Language: Tingal


This entry has been retired and is featured here only for bookkeeping purposes. Either the entry has been replaced with one or more more accurate entries or it has been retired because it was based on a misunderstanding to begin with.

E16 has Tingal [tie] as a separate language. This division stems from a conservative interpretation of Tucker, Archibald N. and Bryan, Margaret A. 1966 :70 's rendering of information provided by Stevenson. Stevenson had no first-hand data from Tingal and therefore could not assert that Tingal was a either a separate language or a dialect of Tegali or of Tagoi ( Stevenson, Roland C. 1956/1957 :103 ). When an early version of the Ethnologue was compiled, such cases were rendered as separate languages, and while some others, such as Tukum and Turum, were weeded out later, Tingal remained (p.c. Andrew Persson 2009). In July 2009 in Kadugli, I was able to find a speaker who had grown up in Tingal and had excellent command of the language. While I only had the opportunity to spend an hour or so with him, his speech was nearly identical to the Rashad and Tegali [ras] materials in Stevenson, Roland C. 1956/1957 :46-52 and his own listing of villages whose speech was intelligible versus unintelligible to him matched the Tagoi/Tegali speaking villages listed by Stevenson perfectly. Based on this information, Tingal should be considered a Tegali dialect [ras]. See also: Tegali [ras].

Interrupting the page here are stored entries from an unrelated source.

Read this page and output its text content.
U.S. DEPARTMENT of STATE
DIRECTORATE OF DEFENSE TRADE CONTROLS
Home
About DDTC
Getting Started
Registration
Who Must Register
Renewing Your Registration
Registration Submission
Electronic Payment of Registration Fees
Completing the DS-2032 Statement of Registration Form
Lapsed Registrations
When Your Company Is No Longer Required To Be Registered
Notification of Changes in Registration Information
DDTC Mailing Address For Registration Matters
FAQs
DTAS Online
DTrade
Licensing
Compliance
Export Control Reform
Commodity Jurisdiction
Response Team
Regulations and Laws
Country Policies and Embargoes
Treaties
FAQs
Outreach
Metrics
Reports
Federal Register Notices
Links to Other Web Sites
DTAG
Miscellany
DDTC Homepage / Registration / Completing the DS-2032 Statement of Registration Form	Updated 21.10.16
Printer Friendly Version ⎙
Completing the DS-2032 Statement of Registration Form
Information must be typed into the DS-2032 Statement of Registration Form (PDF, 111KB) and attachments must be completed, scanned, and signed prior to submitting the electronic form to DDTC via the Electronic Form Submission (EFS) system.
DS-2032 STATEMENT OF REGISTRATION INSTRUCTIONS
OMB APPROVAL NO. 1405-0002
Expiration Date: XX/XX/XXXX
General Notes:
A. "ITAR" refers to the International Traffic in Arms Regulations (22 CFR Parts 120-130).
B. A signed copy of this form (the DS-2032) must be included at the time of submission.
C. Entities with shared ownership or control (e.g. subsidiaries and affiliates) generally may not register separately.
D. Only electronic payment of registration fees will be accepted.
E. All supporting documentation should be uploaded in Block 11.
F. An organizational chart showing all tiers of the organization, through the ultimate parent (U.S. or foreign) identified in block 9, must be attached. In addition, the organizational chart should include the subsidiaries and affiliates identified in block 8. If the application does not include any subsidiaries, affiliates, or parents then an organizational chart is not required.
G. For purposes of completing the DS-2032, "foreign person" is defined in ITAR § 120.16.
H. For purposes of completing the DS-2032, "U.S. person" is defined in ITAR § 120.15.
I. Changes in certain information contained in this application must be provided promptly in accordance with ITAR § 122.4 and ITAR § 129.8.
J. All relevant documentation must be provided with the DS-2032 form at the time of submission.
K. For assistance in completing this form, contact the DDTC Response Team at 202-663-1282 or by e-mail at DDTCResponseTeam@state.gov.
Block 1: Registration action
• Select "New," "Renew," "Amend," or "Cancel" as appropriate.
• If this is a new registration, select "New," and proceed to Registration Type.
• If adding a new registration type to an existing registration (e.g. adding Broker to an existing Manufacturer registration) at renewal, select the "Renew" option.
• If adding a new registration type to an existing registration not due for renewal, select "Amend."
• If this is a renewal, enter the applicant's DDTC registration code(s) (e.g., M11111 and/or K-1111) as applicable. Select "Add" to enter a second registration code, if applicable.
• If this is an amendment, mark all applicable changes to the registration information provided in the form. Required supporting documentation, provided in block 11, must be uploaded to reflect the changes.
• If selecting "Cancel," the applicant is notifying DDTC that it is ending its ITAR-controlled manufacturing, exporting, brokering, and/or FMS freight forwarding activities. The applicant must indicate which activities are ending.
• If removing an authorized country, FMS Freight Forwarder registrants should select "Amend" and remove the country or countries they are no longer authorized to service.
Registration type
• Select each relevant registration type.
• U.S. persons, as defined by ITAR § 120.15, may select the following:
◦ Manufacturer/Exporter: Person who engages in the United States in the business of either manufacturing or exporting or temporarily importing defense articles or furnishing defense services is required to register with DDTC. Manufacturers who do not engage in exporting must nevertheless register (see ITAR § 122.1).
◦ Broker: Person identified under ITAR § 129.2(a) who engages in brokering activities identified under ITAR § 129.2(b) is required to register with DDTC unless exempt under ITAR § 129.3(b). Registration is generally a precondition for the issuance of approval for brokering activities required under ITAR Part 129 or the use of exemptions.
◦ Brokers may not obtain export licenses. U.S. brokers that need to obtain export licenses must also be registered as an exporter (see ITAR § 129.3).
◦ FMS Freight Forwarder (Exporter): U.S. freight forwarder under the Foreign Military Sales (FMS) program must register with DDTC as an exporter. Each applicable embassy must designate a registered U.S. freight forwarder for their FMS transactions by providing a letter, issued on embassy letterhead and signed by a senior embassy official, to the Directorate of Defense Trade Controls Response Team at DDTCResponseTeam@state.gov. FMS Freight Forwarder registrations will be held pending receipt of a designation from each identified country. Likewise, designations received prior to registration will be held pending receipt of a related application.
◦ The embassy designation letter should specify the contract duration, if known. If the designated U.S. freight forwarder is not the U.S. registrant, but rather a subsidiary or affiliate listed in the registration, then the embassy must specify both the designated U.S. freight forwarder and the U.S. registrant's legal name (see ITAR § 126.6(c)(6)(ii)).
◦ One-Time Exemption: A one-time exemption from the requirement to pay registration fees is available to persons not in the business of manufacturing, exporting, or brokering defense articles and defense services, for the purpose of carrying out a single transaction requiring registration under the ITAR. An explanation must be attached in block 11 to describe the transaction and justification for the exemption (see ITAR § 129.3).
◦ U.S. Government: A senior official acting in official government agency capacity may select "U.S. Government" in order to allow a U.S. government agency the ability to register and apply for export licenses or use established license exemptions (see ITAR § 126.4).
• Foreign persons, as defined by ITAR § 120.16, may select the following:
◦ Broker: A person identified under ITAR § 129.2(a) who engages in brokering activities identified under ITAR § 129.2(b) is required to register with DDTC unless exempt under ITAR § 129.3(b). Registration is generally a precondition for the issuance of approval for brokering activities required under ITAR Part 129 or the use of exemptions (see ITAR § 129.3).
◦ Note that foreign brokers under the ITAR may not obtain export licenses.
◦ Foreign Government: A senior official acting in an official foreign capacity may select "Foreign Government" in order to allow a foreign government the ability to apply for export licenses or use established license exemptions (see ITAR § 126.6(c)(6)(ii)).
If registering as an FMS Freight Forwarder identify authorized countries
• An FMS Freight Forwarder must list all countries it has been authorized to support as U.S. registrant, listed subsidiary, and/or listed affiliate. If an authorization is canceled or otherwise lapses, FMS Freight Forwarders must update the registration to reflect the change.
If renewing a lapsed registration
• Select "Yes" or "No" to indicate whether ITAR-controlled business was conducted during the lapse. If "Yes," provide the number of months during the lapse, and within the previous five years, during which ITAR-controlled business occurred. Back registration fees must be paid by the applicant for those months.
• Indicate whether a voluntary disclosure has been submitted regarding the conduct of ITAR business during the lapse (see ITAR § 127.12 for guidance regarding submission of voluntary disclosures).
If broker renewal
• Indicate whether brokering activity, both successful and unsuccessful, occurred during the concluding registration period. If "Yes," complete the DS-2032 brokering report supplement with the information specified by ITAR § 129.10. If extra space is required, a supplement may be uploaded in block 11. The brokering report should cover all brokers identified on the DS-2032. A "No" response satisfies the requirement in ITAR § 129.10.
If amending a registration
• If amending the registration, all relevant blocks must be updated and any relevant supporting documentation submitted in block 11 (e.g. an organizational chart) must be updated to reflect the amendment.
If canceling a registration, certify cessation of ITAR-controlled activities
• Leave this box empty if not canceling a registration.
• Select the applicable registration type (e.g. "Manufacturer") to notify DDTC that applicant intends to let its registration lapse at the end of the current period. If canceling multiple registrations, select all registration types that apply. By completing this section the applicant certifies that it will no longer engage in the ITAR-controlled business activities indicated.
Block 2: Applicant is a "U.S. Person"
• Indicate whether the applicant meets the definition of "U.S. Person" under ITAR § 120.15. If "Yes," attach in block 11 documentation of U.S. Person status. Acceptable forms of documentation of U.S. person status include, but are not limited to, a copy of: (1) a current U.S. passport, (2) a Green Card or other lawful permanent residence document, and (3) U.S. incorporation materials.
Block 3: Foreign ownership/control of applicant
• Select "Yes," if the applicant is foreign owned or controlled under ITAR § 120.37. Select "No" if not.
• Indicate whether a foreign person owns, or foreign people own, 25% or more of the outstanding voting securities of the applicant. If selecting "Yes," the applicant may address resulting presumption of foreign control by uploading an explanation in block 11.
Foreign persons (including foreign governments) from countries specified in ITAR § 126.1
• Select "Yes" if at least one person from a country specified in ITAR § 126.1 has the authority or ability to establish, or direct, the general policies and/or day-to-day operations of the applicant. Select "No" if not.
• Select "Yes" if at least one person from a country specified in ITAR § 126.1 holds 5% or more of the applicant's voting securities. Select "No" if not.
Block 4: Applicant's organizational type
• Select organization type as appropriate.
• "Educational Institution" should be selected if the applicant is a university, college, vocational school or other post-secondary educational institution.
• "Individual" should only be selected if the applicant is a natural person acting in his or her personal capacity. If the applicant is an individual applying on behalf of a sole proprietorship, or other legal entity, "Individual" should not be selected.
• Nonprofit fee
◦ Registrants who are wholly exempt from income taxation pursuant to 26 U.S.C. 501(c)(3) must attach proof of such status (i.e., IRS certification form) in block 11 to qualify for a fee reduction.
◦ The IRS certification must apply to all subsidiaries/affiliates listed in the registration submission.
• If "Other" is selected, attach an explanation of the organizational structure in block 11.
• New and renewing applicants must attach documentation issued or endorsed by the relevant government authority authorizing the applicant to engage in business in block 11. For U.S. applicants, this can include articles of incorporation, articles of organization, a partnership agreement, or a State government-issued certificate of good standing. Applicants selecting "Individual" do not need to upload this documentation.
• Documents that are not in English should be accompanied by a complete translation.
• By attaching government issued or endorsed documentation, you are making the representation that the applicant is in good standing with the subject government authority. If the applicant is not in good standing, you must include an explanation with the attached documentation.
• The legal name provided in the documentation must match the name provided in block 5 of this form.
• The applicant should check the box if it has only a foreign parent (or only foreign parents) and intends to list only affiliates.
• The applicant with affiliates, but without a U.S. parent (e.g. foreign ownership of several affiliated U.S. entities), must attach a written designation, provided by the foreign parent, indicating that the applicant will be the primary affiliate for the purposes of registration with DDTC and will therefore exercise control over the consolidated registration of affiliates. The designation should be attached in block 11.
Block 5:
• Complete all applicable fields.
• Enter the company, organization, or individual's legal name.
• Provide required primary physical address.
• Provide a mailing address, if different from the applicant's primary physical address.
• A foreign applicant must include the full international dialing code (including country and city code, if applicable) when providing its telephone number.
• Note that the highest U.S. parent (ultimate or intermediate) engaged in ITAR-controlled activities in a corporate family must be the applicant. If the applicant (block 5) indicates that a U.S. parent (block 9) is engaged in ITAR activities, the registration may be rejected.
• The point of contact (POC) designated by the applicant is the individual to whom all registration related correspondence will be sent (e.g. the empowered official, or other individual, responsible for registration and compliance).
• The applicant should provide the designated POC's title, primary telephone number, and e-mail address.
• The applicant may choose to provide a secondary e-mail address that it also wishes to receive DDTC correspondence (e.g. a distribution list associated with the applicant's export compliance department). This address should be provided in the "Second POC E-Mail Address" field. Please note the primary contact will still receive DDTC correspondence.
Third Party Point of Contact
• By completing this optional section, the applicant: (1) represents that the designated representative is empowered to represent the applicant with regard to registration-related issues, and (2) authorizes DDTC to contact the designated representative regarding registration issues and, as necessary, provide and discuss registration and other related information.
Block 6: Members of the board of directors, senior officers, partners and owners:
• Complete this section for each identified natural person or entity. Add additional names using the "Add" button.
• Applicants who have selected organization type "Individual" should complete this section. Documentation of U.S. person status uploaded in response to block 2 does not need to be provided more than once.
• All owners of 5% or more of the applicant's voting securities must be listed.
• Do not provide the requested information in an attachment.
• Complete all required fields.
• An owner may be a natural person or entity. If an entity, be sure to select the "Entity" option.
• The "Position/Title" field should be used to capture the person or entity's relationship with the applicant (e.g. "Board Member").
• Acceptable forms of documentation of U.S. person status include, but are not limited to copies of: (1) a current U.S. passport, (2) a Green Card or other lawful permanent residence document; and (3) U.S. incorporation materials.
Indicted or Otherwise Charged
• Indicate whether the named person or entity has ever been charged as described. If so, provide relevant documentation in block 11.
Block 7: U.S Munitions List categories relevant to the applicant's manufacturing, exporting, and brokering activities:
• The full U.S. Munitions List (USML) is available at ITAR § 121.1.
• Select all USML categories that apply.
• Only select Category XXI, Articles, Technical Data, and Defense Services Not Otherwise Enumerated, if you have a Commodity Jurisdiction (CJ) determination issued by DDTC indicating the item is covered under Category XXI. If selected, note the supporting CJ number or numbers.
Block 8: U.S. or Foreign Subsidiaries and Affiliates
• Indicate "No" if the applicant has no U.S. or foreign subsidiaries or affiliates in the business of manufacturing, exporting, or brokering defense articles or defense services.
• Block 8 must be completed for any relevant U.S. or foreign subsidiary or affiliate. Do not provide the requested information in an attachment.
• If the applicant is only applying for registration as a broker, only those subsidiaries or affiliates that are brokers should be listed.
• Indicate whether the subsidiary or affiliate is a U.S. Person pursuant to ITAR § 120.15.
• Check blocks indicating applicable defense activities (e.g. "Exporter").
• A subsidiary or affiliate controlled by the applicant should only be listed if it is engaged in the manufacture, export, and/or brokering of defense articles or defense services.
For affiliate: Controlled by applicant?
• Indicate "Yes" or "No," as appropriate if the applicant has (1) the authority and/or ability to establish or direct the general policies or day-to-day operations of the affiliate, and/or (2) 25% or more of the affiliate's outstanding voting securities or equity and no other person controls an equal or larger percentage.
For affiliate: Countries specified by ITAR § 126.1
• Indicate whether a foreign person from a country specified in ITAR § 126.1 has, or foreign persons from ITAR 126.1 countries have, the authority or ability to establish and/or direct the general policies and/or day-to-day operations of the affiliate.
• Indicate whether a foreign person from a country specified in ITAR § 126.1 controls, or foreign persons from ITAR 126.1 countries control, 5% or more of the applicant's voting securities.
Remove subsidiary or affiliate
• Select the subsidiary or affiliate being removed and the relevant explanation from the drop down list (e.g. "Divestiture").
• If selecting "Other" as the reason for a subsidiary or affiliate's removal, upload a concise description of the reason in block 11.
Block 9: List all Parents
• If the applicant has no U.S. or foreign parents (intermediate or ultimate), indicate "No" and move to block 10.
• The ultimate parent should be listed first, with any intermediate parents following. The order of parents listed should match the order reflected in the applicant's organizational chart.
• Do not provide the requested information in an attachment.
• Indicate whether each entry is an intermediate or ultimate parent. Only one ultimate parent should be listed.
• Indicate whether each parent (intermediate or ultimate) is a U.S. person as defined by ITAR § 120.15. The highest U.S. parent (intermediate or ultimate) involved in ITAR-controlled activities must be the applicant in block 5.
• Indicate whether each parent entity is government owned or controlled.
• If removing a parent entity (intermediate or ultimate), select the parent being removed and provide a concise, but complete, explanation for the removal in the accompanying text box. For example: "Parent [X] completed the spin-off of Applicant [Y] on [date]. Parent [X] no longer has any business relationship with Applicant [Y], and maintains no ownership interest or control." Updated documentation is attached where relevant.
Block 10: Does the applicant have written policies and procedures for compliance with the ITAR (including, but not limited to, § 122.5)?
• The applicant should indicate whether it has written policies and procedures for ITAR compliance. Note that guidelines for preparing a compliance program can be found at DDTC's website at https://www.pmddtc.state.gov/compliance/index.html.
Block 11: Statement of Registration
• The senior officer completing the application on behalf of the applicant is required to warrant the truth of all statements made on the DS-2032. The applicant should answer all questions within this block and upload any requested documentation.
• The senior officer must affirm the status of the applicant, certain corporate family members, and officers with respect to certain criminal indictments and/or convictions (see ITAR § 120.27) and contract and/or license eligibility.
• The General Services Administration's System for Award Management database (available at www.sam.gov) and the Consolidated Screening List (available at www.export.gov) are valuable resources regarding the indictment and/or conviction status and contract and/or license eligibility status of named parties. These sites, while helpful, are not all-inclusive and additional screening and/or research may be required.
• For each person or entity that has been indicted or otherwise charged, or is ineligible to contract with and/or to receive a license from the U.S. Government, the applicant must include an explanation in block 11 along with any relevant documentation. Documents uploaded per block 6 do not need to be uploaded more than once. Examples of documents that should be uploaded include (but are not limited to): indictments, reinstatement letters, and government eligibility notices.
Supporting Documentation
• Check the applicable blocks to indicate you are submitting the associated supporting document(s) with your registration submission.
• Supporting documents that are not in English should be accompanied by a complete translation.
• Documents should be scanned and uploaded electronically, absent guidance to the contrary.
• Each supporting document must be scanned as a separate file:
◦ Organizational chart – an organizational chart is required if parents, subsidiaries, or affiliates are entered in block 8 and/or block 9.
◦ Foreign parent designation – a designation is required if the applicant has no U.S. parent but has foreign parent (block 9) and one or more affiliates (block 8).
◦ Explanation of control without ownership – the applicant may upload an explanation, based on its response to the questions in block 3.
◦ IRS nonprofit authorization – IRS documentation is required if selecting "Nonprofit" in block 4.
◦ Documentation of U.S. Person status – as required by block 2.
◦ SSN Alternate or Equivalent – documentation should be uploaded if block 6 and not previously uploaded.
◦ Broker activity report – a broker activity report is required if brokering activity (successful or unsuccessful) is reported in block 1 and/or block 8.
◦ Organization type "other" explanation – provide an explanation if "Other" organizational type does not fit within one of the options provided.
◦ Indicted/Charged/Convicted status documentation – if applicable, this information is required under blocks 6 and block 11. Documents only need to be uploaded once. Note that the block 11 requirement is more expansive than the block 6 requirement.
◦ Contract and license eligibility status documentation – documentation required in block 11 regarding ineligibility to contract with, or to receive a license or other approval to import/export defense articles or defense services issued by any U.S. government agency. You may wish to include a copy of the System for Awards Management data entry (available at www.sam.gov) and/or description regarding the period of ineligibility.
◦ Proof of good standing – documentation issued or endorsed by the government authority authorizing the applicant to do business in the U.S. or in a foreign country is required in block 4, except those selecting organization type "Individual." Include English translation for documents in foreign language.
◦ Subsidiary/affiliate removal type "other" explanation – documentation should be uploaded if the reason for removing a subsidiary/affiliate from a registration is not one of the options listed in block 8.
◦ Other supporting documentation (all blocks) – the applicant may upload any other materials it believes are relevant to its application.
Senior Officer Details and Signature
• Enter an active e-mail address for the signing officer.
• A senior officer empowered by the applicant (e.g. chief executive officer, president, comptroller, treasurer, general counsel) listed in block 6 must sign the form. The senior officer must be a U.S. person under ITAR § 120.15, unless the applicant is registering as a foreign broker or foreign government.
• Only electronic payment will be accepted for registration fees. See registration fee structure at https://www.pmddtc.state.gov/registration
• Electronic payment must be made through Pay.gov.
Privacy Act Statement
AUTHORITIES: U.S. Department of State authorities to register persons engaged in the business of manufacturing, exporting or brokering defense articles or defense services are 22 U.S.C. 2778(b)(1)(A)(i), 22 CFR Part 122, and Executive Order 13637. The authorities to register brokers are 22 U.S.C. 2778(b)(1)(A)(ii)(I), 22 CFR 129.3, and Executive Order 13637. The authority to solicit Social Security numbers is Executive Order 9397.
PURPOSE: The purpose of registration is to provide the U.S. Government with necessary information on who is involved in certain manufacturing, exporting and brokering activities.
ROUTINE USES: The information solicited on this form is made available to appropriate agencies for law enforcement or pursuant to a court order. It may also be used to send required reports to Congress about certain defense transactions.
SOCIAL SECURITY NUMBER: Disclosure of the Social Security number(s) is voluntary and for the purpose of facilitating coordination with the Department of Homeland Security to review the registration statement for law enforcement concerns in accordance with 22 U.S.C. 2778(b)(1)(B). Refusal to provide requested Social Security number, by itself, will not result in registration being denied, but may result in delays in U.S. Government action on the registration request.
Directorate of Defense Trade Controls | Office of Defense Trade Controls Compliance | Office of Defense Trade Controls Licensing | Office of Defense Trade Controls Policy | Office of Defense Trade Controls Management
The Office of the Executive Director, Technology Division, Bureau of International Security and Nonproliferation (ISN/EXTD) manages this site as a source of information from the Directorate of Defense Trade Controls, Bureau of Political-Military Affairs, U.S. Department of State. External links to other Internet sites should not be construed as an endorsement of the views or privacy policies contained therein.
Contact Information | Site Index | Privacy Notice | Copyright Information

Retired in ISO 639-3: merge into Tegali [ras]

  • Change request: 2010-011
  • ISO 639-3: tie
  • Name: Tingal
  • Reason: merge
  • Effective: 2011-05-18

Excerpt from change request document:

  1. The original classification of Tingal as a separate language was based on a misreading of the only published reference to it.

  2. A field check has established that Tingal is a dialect of Tegali [ras].

The Ethnologue entry for Tingal appears to be based solely on Tucker & Bryan, 1956, p.70, "The speech of Tingal or Kajakja is reported to be different from that of Tegali and Rashad; it is uncertain whether it belongs to the Tegali or Tagoi Cluster. Population 520". This in turn would seem to be quoting almost directly from Stevenson, 1956/7, p.103, "The dialect of Tingal or Kajakja (Kajaja) (520 TP) is orally reported to be 'different from Tegali and Rashad' but it is uncertain whether it belongs to this cluster or to that of Tagoi." This does not establish Tingal as a language separate from Tegali [ras] and Tagoi [tag], and it was only based on hearsay.